There’s been essential, important writing coming out of Ferguson, Missouri, which is part of a long continuum of challenging, soul-shaking writing concerning America’s tortured and shameful history with race. Here are some essays and articles that are crucial parts of the conversation.
“Stranger in the Village,” by James Baldwin, from Notes of a Native Son
A trip to a remote Swiss village inspired Baldwin to reflect on “the history of the Negro in America,” and the disconnect between the ideal of “morality,” and what that means in action with “life,” which isn’t moral. Baldwin is one of the most crucial thinkers on race — please read everything he wrote. In the wake of Ferguson, writer Teju Cole revisited this essay and wrote a wonderful piece about it for The New Yorker.
“Letter From Selma,” by Renata Adler, The New Yorker, April 1965
A report from writer’s writer Adler, who was on the ground floor when Martin Luther King Jr. led the march from Selma to the state capital of Montgomery, Alabama, bravely making a stand for the civil rights movement in America.

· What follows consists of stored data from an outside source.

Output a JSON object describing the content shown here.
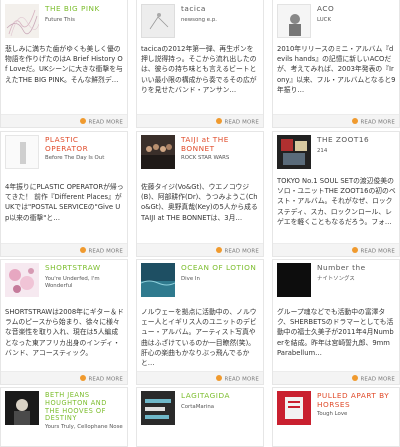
{
  "colors": {
    "accent": "#7bbd2c",
    "readmore_icon": "#f09a2e"
  },
  "readmore_label": "READ MORE",
  "cards": [
    {
      "title": "THE BIG PINK",
      "sub": "Future This",
      "desc": "悲しみに満ちた歯がゆくも美しく優の物語を作りげたのはA Brief History Of Loveだ。UKシーンに大きな衝撃を与えたTHE BIG PINK。そんな鮮烈デ…"
    },
    {
      "title": "tacica",
      "sub": "newsong e.p.",
      "desc": "tacicaの2012年第一弾、再生ポンを押し説得持っ。そこから流れ出したのは、彼らの持ち味とも言えるビートといい最小限の構成から奏でるその広がりを見せたバンド・アンサン…"
    },
    {
      "title": "ACO",
      "sub": "LUCK",
      "desc": "2010年リリースのミニ・アルバム『devils hands』の記憶に新しいACOだが、考えてみれば、2003年発表の『Irony』以来、フル・アルバムとなると9年振り…"
    },
    {
      "title": "PLASTIC OPERATOR",
      "sub": "Before The Day Is Out",
      "desc": "4年振りにPLASTIC OPERATORが帰ってきた！ 前作『Different Places』がUKでは\"POSTAL SERVICEの\"Give Up以来の衝撃\"と…"
    },
    {
      "title": "TAIJI at THE BONNET",
      "sub": "ROCK STAR WARS",
      "desc": "佐藤タイジ(Vo&Gt)、ウエノコウジ(B)、阿部耕作(Dr)、うつみようこ(Cho&Gt)、奥野真哉(Key)の5人から成るTAIJI at THE BONNETは、3月…"
    },
    {
      "title": "THE ZOOT16",
      "sub": "214",
      "desc": "TOKYO No.1 SOUL SETの渡辺俊美のソロ・ユニットTHE ZOOT16の初のベスト・アルバム。それがなぜ、ロックステディ、スカ、ロックンロール、レゲエを軽くこともなるだろう。フォ…"
    },
    {
      "title": "SHORTSTRAW",
      "sub": "You're Underfed, I'm Wonderful",
      "desc": "SHORTSTRAWは2008年にギター＆ドラムのピースから始まり、徐々に様々な音楽性を取り入れ、現在は5人編成となった東アフリカ出身のインディ・バンド、アコースティック。"
    },
    {
      "title": "OCEAN OF LOTION",
      "sub": "Dive In",
      "desc": "ノルウェーを拠点に活動中の、ノルウェー人とイギリス人のユニットのデビュー・アルバム。アーティスト写真や曲はふざけているのか一目瞭然(笑)。肝心の楽曲もかなりぶっ飛んでるかと…"
    },
    {
      "title": "Number the",
      "sub": "ナイトソングス",
      "desc": "グループ魂などでも活動中の富澤タク、SHERBETSのドラマーとしても活動中の福士久美子が2011年4月Numberを結成。昨年は宮崎誓九郎、9mm Parabellum…"
    },
    {
      "title": "BETH JEANS HOUGHTON AND THE HOOVES OF DESTINY",
      "sub": "Yours Truly, Cellophane Nose",
      "desc": ""
    },
    {
      "title": "LAGITAGIDA",
      "sub": "CortaMarina",
      "desc": ""
    },
    {
      "title": "PULLED APART BY HORSES",
      "sub": "Tough Love",
      "desc": ""
    }
  ]
}
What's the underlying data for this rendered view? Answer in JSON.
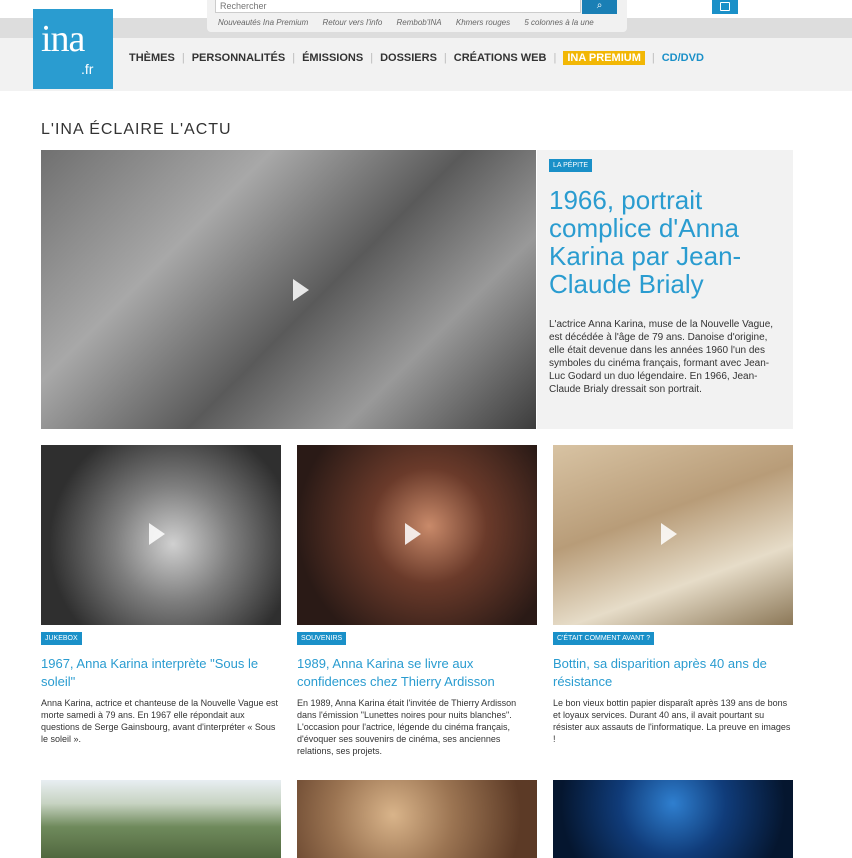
{
  "header": {
    "search_placeholder": "Rechercher",
    "search_button_icon": "search-icon",
    "quicklinks": [
      "Nouveautés Ina Premium",
      "Retour vers l'info",
      "Rembob'INA",
      "Khmers rouges",
      "5 colonnes à la une"
    ],
    "cart_icon": "cart-icon"
  },
  "logo": {
    "main": "ina",
    "suffix": ".fr"
  },
  "nav": {
    "items": [
      "THÈMES",
      "PERSONNALITÉS",
      "ÉMISSIONS",
      "DOSSIERS",
      "CRÉATIONS WEB"
    ],
    "premium": "INA PREMIUM",
    "cd": "CD/DVD"
  },
  "section_title": "L'INA ÉCLAIRE L'ACTU",
  "hero": {
    "tag": "LA PÉPITE",
    "title": "1966, portrait complice d'Anna Karina par Jean-Claude Brialy",
    "description": "L'actrice Anna Karina, muse de la Nouvelle Vague, est décédée à l'âge de 79 ans. Danoise d'origine, elle était devenue dans les années 1960 l'un des symboles du cinéma français, formant avec Jean-Luc Godard un duo légendaire. En 1966, Jean-Claude Brialy dressait son portrait."
  },
  "cards": [
    {
      "tag": "JUKEBOX",
      "title": "1967, Anna Karina interprète \"Sous le soleil\"",
      "description": "Anna Karina, actrice et chanteuse de la Nouvelle Vague est morte samedi à 79 ans. En 1967 elle répondait aux questions de Serge Gainsbourg, avant d'interpréter « Sous le soleil »."
    },
    {
      "tag": "SOUVENIRS",
      "title": "1989, Anna Karina se livre aux confidences chez Thierry Ardisson",
      "description": "En 1989, Anna Karina était l'invitée de Thierry Ardisson dans l'émission \"Lunettes noires pour nuits blanches\". L'occasion pour l'actrice, légende du cinéma français, d'évoquer ses souvenirs de cinéma, ses anciennes relations, ses projets."
    },
    {
      "tag": "C'ÉTAIT COMMENT AVANT ?",
      "title": "Bottin, sa disparition après 40 ans de résistance",
      "description": "Le bon vieux bottin papier disparaît après 139 ans de bons et loyaux services. Durant 40 ans, il avait pourtant su résister aux assauts de l'informatique. La preuve en images !"
    }
  ]
}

“You Are the Second Person,” by Kiese Laymon, Guernia, June 2013
Laymon, a professor and the author of Long Division (fiction) and How to Slowly Kill Yourself and Others in America (essays), became a name that you must know once he started publishing raw, startling essays about his experience with race in America on websites like Gawker. In “You Are the Second Person,” he’s brutally honest about how to be writing while black in a world that only sees his work as strictly coming from a “black writer,” and the darkly comic truths that come out of that tension.
“What Black Parents Tell Their Sons About the Police,” by Jazmine Hughes, Gawker, August 21, 2014
A moving, deeply sad account of the way that black parents prepare their sons for the racism and prejudice of America. By talking to a wide range of parents and future parents, Hughes illustrates the inequalities that exist in our world.
“The Front Lines of Ferguson,” by Rembert Browne, Grantland, August 15
When Ferguson was becoming an issue, Browne traveled to Missouri to see what was happening firsthand. He paints a startling picture of the police’s reaction to the protests and how this town became “a war zone.”